Some mock data is found in the main folder for you to test out.

If you are running the Docker container, simply run the following command at the terminal: docker run --name text-annotator -p 8000:5000 -e SECRET_KEY=<your-defined-key> -e MAIL_SERVER=<email-server> -e MAIL_PORT=<email-port> -e MAIL_USE_TLS=true -e MAIL_USERNAME=<email-username> -e MAIL_PASSWORD=<email-password> -e ADMINS=<email-for-text-annotator> bademiya21/annotator_app where the variable enclosed in <> are defined by the person deploying the container.
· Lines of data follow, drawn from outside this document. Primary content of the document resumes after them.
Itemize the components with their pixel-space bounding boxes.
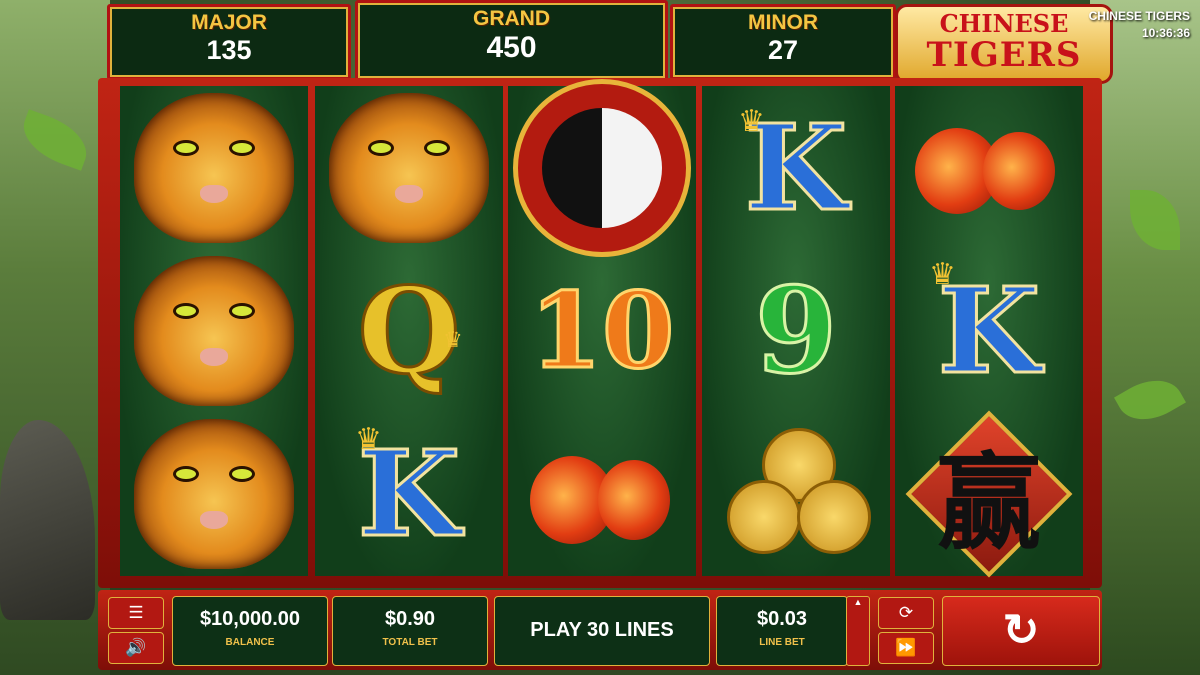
tiger-icon xyxy=(134,418,294,569)
spin-button[interactable]: ↻ xyxy=(942,596,1100,666)
autoplay-button[interactable]: ⟳ xyxy=(878,597,934,629)
line-bet-value: $0.03 xyxy=(756,608,808,630)
line-bet-stepper[interactable]: ▲ xyxy=(846,596,870,666)
total-bet-value: $0.90 xyxy=(384,608,436,630)
tiger-symbol xyxy=(315,86,503,249)
grand-jackpot-panel: GRAND 450 xyxy=(355,0,668,81)
line-bet-panel: $0.03 LINE BET xyxy=(716,596,848,666)
reel-3: 10 xyxy=(508,78,696,576)
total-bet-panel: $0.90 TOTAL BET xyxy=(332,596,488,666)
crown-icon: ♛ xyxy=(929,258,956,291)
major-jackpot-value: 135 xyxy=(206,35,252,65)
logo-line-2: TIGERS xyxy=(926,35,1082,75)
crown-icon: ♛ xyxy=(443,327,463,352)
lanterns-symbol xyxy=(895,86,1083,249)
play-lines-button[interactable]: PLAY 30 LINES xyxy=(494,596,710,666)
crown-icon: ♛ xyxy=(738,105,765,138)
tiger-icon xyxy=(134,255,294,406)
reel-5: K ♛ 赢 xyxy=(895,86,1083,577)
menu-button[interactable]: ☰ xyxy=(108,597,164,629)
win-symbol: 赢 xyxy=(895,410,1083,577)
tiger-icon xyxy=(134,92,294,243)
minor-jackpot-panel: MINOR 27 xyxy=(670,4,896,80)
reel-1 xyxy=(120,86,308,576)
fast-forward-icon: ⏩ xyxy=(895,638,917,657)
menu-icon: ☰ xyxy=(128,603,144,622)
tiger-icon xyxy=(329,92,489,243)
balance-panel: $10,000.00 BALANCE xyxy=(172,596,328,666)
coins-symbol xyxy=(702,412,890,575)
spin-icon: ↻ xyxy=(1002,606,1040,655)
sound-button[interactable]: 🔊 xyxy=(108,632,164,664)
chevron-up-icon: ▲ xyxy=(853,597,863,607)
crown-icon: ♛ xyxy=(355,423,382,456)
reel-4: K ♛ 9 xyxy=(702,86,890,576)
minor-jackpot-value: 27 xyxy=(767,35,799,65)
line-bet-label: LINE BET xyxy=(759,637,805,648)
win-character: 赢 xyxy=(936,441,1041,564)
q-symbol: Q ♛ xyxy=(315,249,503,412)
tiger-symbol xyxy=(120,249,308,412)
coins-icon xyxy=(721,424,871,564)
minor-jackpot-label: MINOR xyxy=(748,11,818,34)
tiger-symbol xyxy=(120,412,308,575)
fast-forward-button[interactable]: ⏩ xyxy=(878,632,934,664)
speaker-icon: 🔊 xyxy=(125,638,147,657)
k-symbol: K ♛ xyxy=(895,249,1083,412)
major-jackpot-label: MAJOR xyxy=(191,11,267,34)
jungle-background-right xyxy=(1090,0,1200,675)
lantern-icon xyxy=(598,460,670,540)
game-title-text: CHINESE TIGERS xyxy=(1088,9,1190,23)
k-symbol: K ♛ xyxy=(315,412,503,575)
refresh-icon: ⟳ xyxy=(898,603,914,622)
balance-label: BALANCE xyxy=(225,637,275,648)
nine-symbol: 9 xyxy=(702,249,890,412)
grand-jackpot-value: 450 xyxy=(486,31,537,64)
play-lines-label: PLAY 30 LINES xyxy=(530,619,674,641)
yin-yang-icon xyxy=(513,78,691,257)
balance-value: $10,000.00 xyxy=(199,608,301,630)
lanterns-symbol xyxy=(508,412,696,575)
logo-line-1: CHINESE xyxy=(939,9,1069,38)
clock-text: 10:36:36 xyxy=(1141,26,1190,40)
tiger-symbol xyxy=(120,86,308,249)
lantern-icon xyxy=(983,132,1055,210)
yin-yang-symbol xyxy=(508,78,696,257)
game-logo: CHINESE TIGERS xyxy=(895,4,1113,84)
reel-2: Q ♛ K ♛ xyxy=(315,86,503,576)
k-symbol: K ♛ xyxy=(702,86,890,249)
major-jackpot-panel: MAJOR 135 xyxy=(107,4,351,80)
ten-symbol: 10 xyxy=(508,249,696,412)
nine-number: 9 xyxy=(753,260,838,400)
total-bet-label: TOTAL BET xyxy=(382,637,438,648)
grand-jackpot-label: GRAND xyxy=(473,7,550,30)
ten-number: 10 xyxy=(528,268,676,392)
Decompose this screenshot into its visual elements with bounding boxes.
Deployment in Server Environment

TO BE ADDED

Key Features

  • User-registration system in-built for security
  • Allows registered user to upload .csv or Excel files and view samples of the data. Do make sure that the encoding of the csv file is in the UTF-8 format.
  • Users can select one column of interest to create label for this column. Only one label can be tagged per row.
  • A separate .csv file is created with the results of the labelling. This file is written to each time you label one row.
  • You have the option to add more labels as you progress.
  • If you close the program and start labelling again later, ensure that the data file and username are identical to before, and you should be able to continue from where you last stopped
  • Once the entire data has been labelled, the user will be presented with links to download the labelled data and to delete all files (original and labelled) from the server. Remember to download first before deleting the files!

Known Issues

In some cases, there are issues with reading csv files that have the wrong encoding. It expects files to be 'UTF-8' encoded.

Your session may also end if you do not use the program for a while, and you'll need to upload the file again.

Note

Please feel free to contribute to this project, and let me know if there are bugs or feature requests.